According to Nationwide house prices rose by 3.5% in July this year, but firmly
believe tht the property market is finally stabalising.
Average UK house price are edging closer to the £200,000 mark, and the pace of growth again increasing in July by 0.4% month-on-month, which is an improved performance on June's 0.2% decline.
The past year, property prices have risen by 3.5%, compared with the 3.3% annual increase in last years house prices.
The average cost of a house in Britain is now at £195,621, up from £195,055 in June this year.
But mortgage lender Nationwide says that house price growth was beginning to stabilise, nearing the pace of earnings growth, at around 4%.

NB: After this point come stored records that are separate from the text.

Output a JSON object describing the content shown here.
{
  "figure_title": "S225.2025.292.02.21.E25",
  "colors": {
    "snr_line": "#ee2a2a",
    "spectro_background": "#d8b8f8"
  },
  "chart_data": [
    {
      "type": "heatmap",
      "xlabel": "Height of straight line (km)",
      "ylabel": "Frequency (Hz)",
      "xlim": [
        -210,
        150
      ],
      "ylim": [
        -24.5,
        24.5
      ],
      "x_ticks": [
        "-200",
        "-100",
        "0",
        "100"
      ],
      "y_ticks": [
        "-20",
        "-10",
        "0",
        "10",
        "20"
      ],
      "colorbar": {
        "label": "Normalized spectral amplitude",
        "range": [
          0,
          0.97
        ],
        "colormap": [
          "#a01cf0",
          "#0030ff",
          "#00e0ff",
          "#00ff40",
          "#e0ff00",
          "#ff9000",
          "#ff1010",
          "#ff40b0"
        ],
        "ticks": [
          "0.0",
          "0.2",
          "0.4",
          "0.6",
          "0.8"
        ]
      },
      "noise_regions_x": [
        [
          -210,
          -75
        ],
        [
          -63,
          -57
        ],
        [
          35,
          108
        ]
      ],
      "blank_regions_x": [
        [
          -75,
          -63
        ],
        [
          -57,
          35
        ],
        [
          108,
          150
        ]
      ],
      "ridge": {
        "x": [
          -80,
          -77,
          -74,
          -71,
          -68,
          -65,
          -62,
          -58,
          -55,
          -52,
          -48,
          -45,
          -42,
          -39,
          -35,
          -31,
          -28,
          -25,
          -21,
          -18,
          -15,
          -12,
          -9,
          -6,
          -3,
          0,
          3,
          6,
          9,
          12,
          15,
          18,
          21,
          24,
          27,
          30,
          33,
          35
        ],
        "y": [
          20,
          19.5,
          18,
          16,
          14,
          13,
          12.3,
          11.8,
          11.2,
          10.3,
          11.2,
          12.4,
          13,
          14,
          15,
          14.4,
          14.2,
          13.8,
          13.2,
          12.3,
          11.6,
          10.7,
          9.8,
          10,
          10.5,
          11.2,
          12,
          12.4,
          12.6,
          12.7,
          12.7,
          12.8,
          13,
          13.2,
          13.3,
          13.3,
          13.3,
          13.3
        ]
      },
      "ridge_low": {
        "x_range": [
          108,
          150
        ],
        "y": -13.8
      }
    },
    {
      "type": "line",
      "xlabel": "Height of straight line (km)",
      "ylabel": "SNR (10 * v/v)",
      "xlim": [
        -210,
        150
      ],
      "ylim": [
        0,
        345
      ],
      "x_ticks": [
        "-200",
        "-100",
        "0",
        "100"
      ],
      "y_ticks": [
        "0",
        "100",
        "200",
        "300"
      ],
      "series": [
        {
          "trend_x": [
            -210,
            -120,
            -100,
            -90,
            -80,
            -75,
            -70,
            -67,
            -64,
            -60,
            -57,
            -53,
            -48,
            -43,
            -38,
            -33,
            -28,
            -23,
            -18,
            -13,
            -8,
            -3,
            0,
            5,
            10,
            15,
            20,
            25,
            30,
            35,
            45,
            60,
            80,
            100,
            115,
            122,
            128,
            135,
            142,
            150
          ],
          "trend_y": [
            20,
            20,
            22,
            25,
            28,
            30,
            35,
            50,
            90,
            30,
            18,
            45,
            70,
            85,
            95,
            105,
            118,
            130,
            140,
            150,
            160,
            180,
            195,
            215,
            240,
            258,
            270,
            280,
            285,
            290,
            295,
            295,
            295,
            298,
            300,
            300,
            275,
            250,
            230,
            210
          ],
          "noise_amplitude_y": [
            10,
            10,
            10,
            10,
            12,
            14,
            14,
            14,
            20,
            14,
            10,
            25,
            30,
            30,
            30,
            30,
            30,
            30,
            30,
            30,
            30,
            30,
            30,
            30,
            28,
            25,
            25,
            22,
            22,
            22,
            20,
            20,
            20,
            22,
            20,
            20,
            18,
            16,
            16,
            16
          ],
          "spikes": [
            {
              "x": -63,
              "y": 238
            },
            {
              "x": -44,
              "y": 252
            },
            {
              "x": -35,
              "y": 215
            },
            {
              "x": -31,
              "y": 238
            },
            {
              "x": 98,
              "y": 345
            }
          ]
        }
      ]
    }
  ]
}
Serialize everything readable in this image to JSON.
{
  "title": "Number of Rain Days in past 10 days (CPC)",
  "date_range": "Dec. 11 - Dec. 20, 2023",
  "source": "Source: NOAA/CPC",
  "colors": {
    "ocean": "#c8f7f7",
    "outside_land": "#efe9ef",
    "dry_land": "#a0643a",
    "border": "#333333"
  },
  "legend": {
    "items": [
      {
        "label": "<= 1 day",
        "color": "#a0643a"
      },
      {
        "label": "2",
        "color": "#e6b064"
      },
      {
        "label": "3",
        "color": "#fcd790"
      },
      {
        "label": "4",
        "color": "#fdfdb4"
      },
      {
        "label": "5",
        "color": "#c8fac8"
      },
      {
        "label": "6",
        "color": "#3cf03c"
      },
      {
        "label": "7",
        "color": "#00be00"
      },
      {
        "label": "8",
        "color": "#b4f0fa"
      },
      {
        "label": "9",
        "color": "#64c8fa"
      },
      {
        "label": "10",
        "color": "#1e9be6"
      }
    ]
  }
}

The outlook on the demand for homes remains encouraging. Employment growth has remained relatively robust in recent quarters, and, after a prolonged period of subdued growth, wages are also increasing. Consumer confidence is buoyant and mortgage rates are still albeit not for long close to all-time lows.
It still remains unclear whether activity on the supply side of houses will catch up with demand. The number of new homes under construction has now started to pick up, albeit from historically low levels, and further increases are required if a sustainable recovery in the housing market is to be maintained over the longer term.
According to Robert Weaver the director of property at Property Partner house prices are expected to rise more sharply from September, with sellers being likely to be in an increasingly strong position as the Autumn progresses, although this may slow if predictions of an interest rate rise happens.
Stamp duty changes have had an effect on the market, with house-buyers now paying the tax based on a tiered rate, which replaced the flat rate system.
The changes have led to less clustering of transactions at set tax thresholds, previously around the £125,000, £500,000 and £250,000 price points.
Overall, home buyers have also been better off since the stamp duty changes came into force.